What is the Third Amendment?

The original text of the Third Amendment is brief and specific: “No Soldier shall, in time of peace be quartered in any house, without the consent of the Owner, nor in time of war, but in a manner to be prescribed by law.”

It was added to the Bill of Rights in response to the Quartering Acts drawn up by the British parliament in 1774 in the run-up to the American Revolutionary War. These acts (a previous one had been introduced in 1765) essentially ordered that British troops be housed wherever necessary if there was not sufficient space in barracks, be this in “uninhabited houses, out-houses, barns, or other buildings” including private homes.

This was among the list of grievances aired in the Declaration of Independence and the wording of the Third Amendment was crafted in response to Britain slyly building up forces at strategic points by waving the Quartering Act about and to ensure no internal antagonists could concentrate troops using a similar ruse.

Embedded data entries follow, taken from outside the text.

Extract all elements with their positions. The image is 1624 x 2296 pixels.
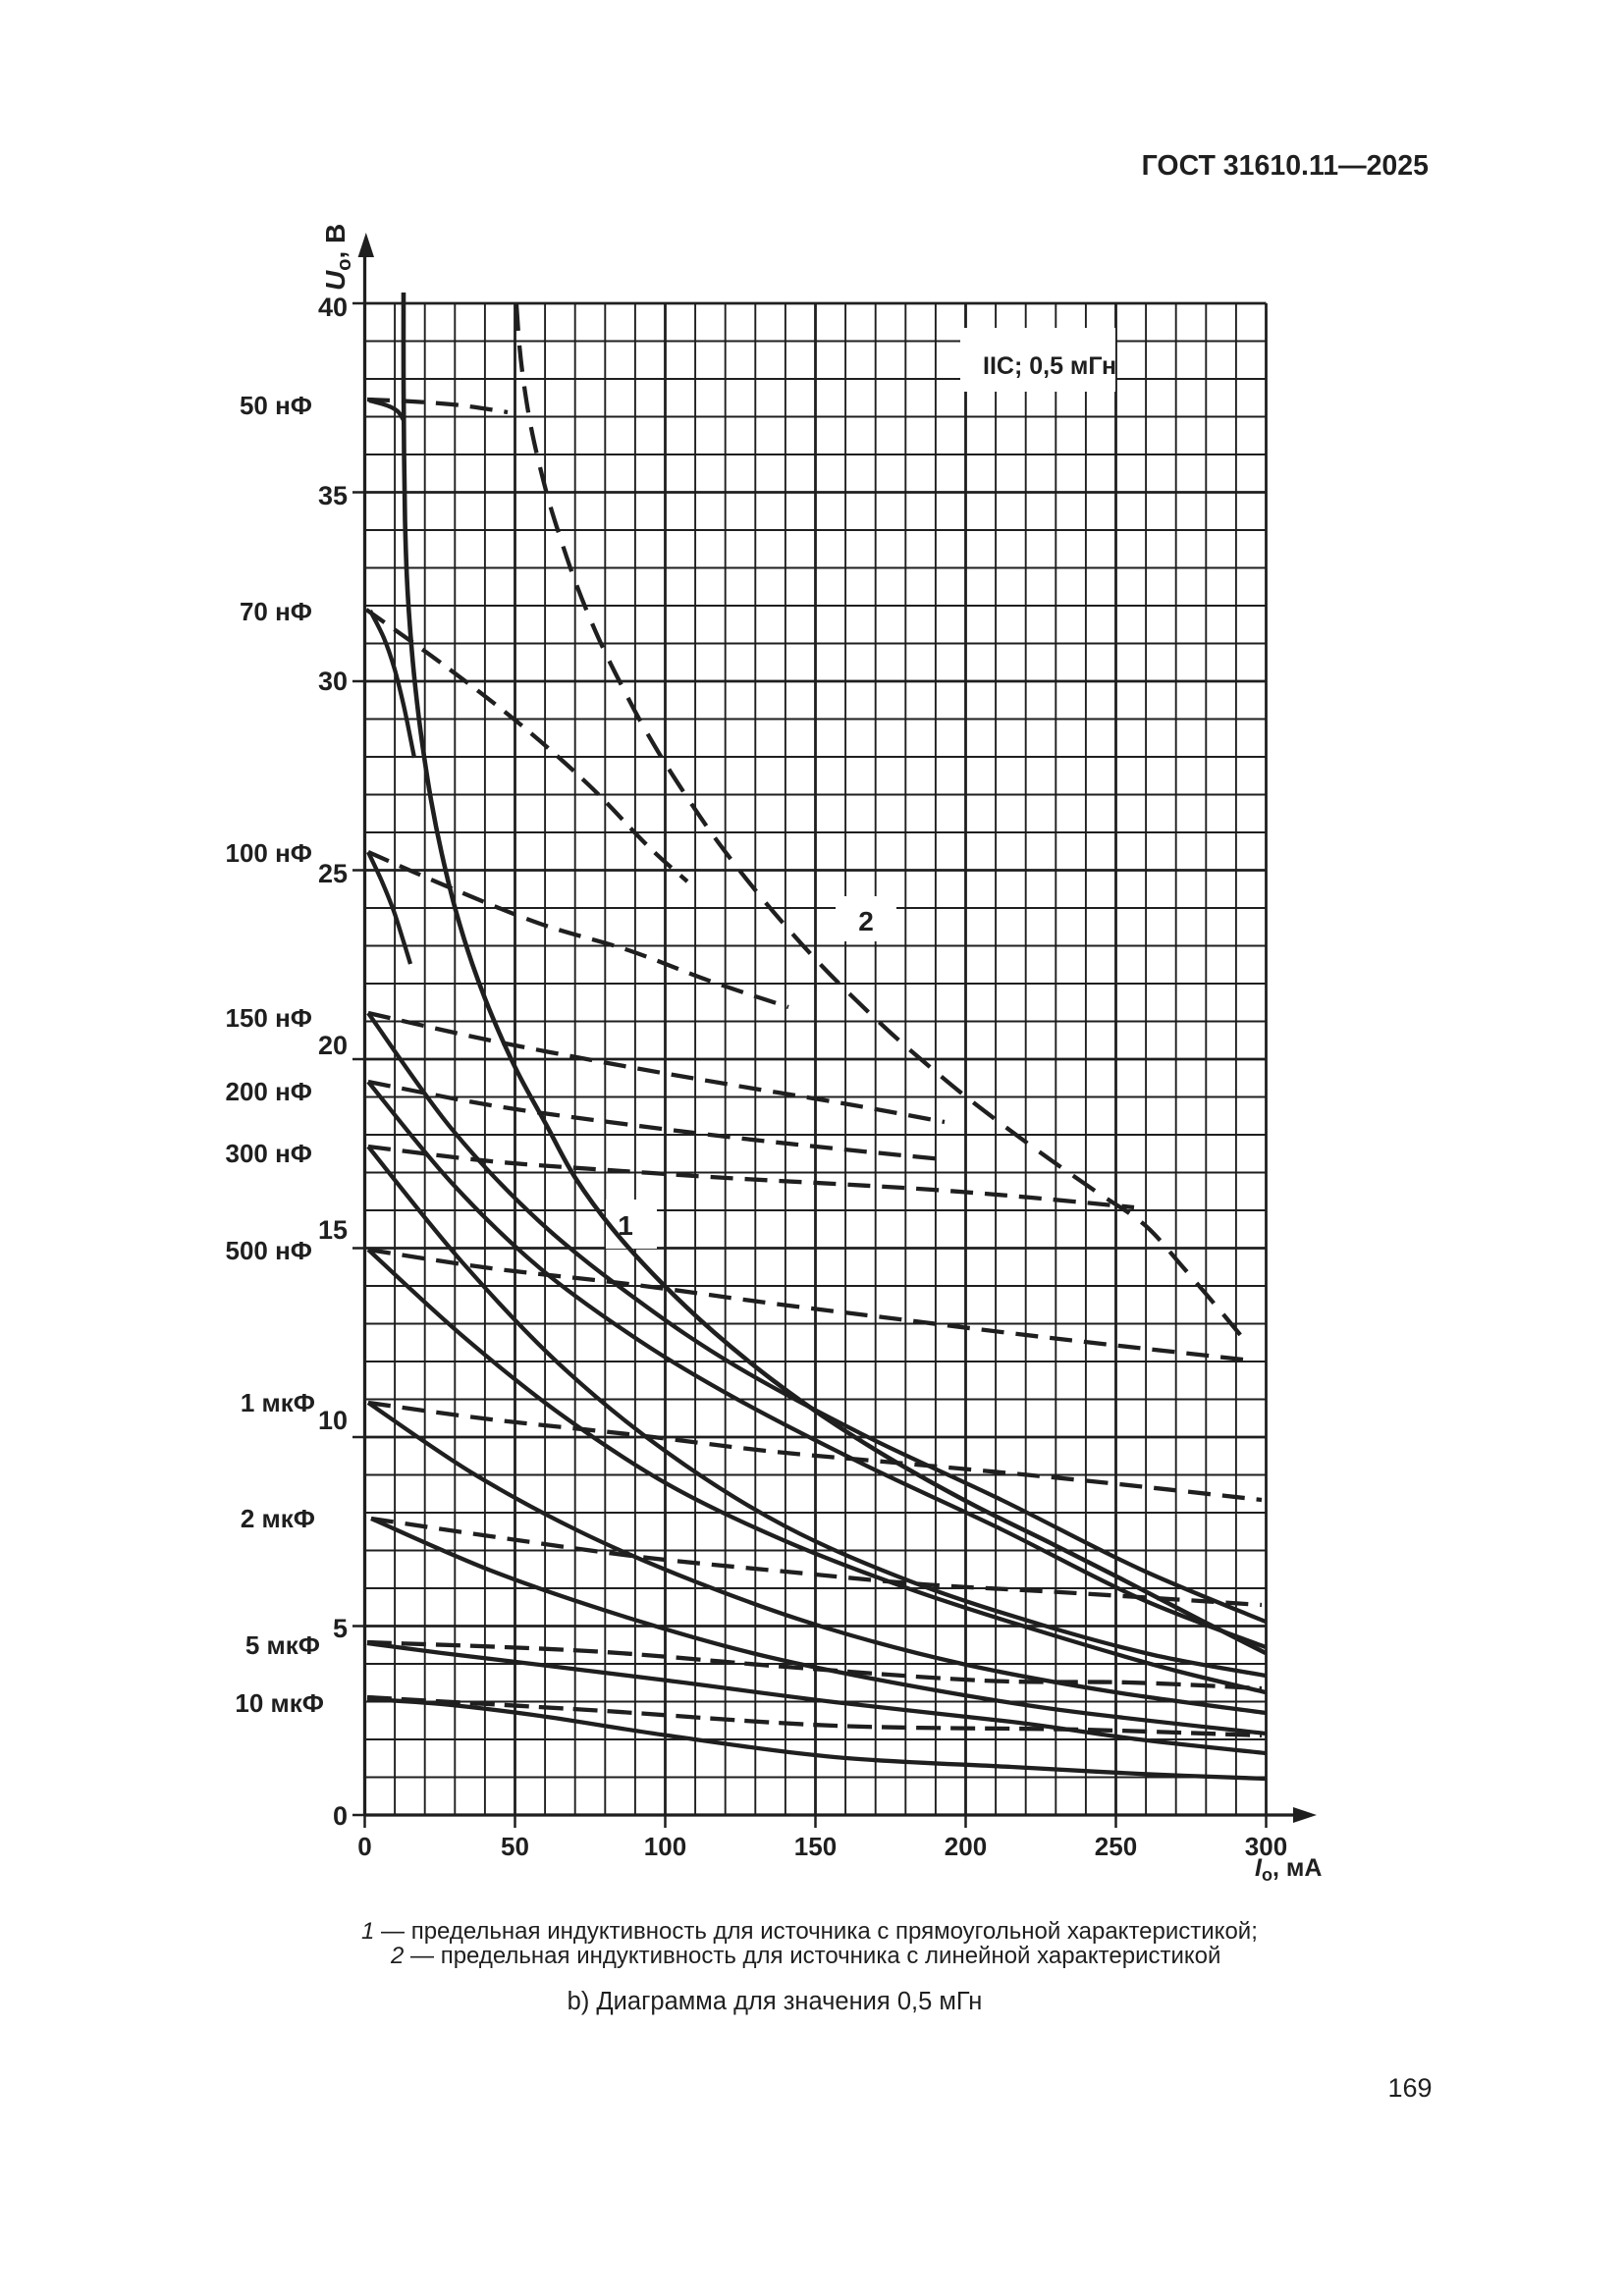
svg-text:50 нФ: 50 нФ — [240, 391, 312, 420]
svg-text:70 нФ: 70 нФ — [240, 597, 312, 626]
svg-text:2: 2 — [858, 906, 874, 936]
svg-text:2 мкФ: 2 мкФ — [241, 1504, 315, 1533]
svg-text:2 — предельная индуктивность д: 2 — предельная индуктивность для источни… — [390, 1943, 1220, 1969]
svg-text:10 мкФ: 10 мкФ — [235, 1688, 324, 1718]
svg-text:100: 100 — [644, 1832, 686, 1861]
svg-text:ГОСТ 31610.11—2025: ГОСТ 31610.11—2025 — [1142, 150, 1429, 182]
svg-text:150 нФ: 150 нФ — [226, 1003, 313, 1033]
svg-text:1 — предельная индуктивность д: 1 — предельная индуктивность для источни… — [361, 1918, 1258, 1945]
svg-text:5: 5 — [333, 1614, 348, 1643]
svg-text:Uo, В: Uo, В — [320, 224, 355, 291]
svg-text:35: 35 — [318, 481, 348, 510]
svg-text:30: 30 — [318, 667, 348, 696]
svg-text:Io, мА: Io, мА — [1255, 1854, 1322, 1885]
svg-text:200: 200 — [945, 1832, 987, 1861]
svg-text:150: 150 — [794, 1832, 837, 1861]
svg-text:15: 15 — [318, 1215, 348, 1245]
svg-text:500 нФ: 500 нФ — [226, 1236, 313, 1265]
svg-text:300: 300 — [1245, 1832, 1287, 1861]
svg-text:50: 50 — [501, 1832, 529, 1861]
svg-text:20: 20 — [318, 1031, 348, 1060]
svg-text:169: 169 — [1387, 2073, 1432, 2103]
svg-text:0: 0 — [357, 1832, 371, 1861]
svg-text:0: 0 — [333, 1801, 348, 1831]
svg-text:100 нФ: 100 нФ — [226, 838, 313, 868]
svg-text:40: 40 — [318, 293, 348, 322]
svg-text:1 мкФ: 1 мкФ — [241, 1388, 315, 1417]
svg-text:5 мкФ: 5 мкФ — [245, 1630, 320, 1660]
svg-text:300 нФ: 300 нФ — [226, 1139, 313, 1168]
svg-text:b) Диаграмма для значения 0,5: b) Диаграмма для значения 0,5 мГн — [568, 1988, 983, 2015]
svg-text:10: 10 — [318, 1406, 348, 1435]
svg-text:250: 250 — [1095, 1832, 1137, 1861]
svg-text:25: 25 — [318, 859, 348, 888]
svg-text:200 нФ: 200 нФ — [226, 1077, 313, 1106]
svg-text:1: 1 — [618, 1210, 633, 1241]
svg-text:IIC; 0,5 мГн: IIC; 0,5 мГн — [983, 352, 1116, 380]
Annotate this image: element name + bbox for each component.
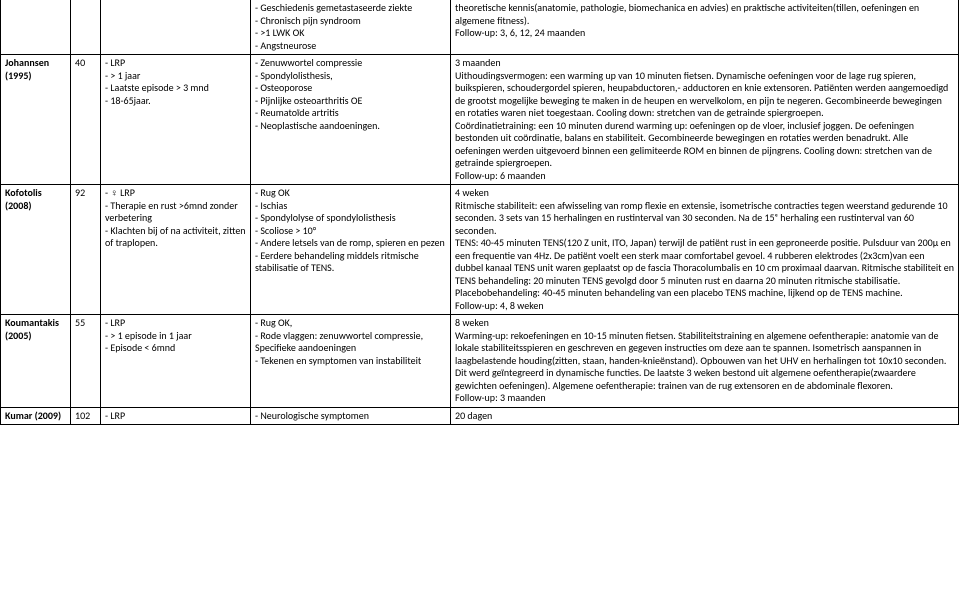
table-row: Kofotolis(2008)92- ♀ LRP- Therapie en ru…	[1, 185, 959, 315]
table-row: Johannsen(1995)40- LRP- > 1 jaar- Laatst…	[1, 55, 959, 185]
author-name: Koumantakis	[5, 316, 59, 329]
n-cell: 102	[71, 407, 101, 425]
author-name: Kumar (2009)	[5, 409, 61, 422]
exclusion-cell: - Zenuwwortel compressie- Spondylolisthe…	[251, 55, 451, 185]
author-cell: Kumar (2009)	[1, 407, 71, 425]
exclusion-cell: - Neurologische symptomen	[251, 407, 451, 425]
author-year: (2008)	[5, 199, 32, 212]
criteria-cell: - ♀ LRP- Therapie en rust >6mnd zonder v…	[101, 185, 251, 315]
intervention-cell: theoretische kennis(anatomie, pathologie…	[451, 0, 959, 55]
data-table: - Geschiedenis gemetastaseerde ziekte- C…	[0, 0, 959, 425]
intervention-cell: 4 wekenRitmische stabiliteit: een afwiss…	[451, 185, 959, 315]
n-cell: 92	[71, 185, 101, 315]
author-cell: Kofotolis(2008)	[1, 185, 71, 315]
criteria-cell: - LRP- > 1 jaar- Laatste episode > 3 mnd…	[101, 55, 251, 185]
criteria-cell: - LRP- > 1 episode in 1 jaar- Episode < …	[101, 315, 251, 408]
table-row: - Geschiedenis gemetastaseerde ziekte- C…	[1, 0, 959, 55]
author-name: Kofotolis	[5, 186, 42, 199]
criteria-cell	[101, 0, 251, 55]
author-cell	[1, 0, 71, 55]
author-year: (2005)	[5, 329, 32, 342]
n-cell: 40	[71, 55, 101, 185]
criteria-cell: - LRP	[101, 407, 251, 425]
intervention-cell: 20 dagen	[451, 407, 959, 425]
intervention-cell: 3 maandenUithoudingsvermogen: een warmin…	[451, 55, 959, 185]
n-cell: 55	[71, 315, 101, 408]
author-year: (1995)	[5, 69, 32, 82]
n-cell	[71, 0, 101, 55]
author-cell: Koumantakis(2005)	[1, 315, 71, 408]
author-name: Johannsen	[5, 56, 49, 69]
table-row: Kumar (2009) 102- LRP- Neurologische symp…	[1, 407, 959, 425]
exclusion-cell: - Rug OK- Ischias- Spondylolyse of spond…	[251, 185, 451, 315]
exclusion-cell: - Rug OK,- Rode vlaggen: zenuwwortel com…	[251, 315, 451, 408]
table-row: Koumantakis(2005)55- LRP- > 1 episode in…	[1, 315, 959, 408]
intervention-cell: 8 wekenWarming-up: rekoefeningen en 10-1…	[451, 315, 959, 408]
author-cell: Johannsen(1995)	[1, 55, 71, 185]
exclusion-cell: - Geschiedenis gemetastaseerde ziekte- C…	[251, 0, 451, 55]
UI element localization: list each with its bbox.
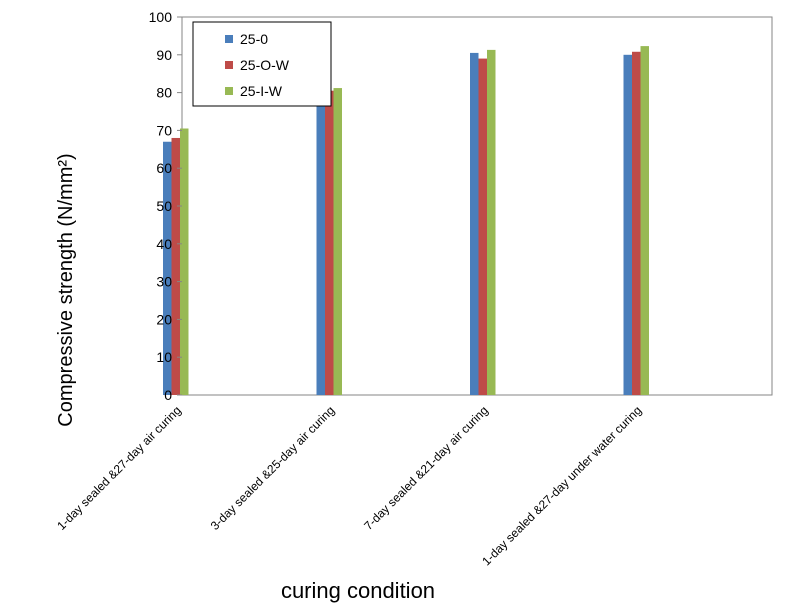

However, under the terminology of the amendment, National Guard troops are considered soldiers, even if they are hardly an occupying army. Thusly Bowser was able to invoke the Third Amendment to make her point.

What happened after Bowser used the Third Amendment?

Not a great deal, other than a raft of memes, a little head-scratching and some political point-scoring. Even though the hotels that had “billeted” the National Guard had consented to their presence, Defense Secretary Mark Esper elected to send all troops in Washington back from whence they came as the path of least resistance, allowing the Third Amendment to return to its two-century hibernation.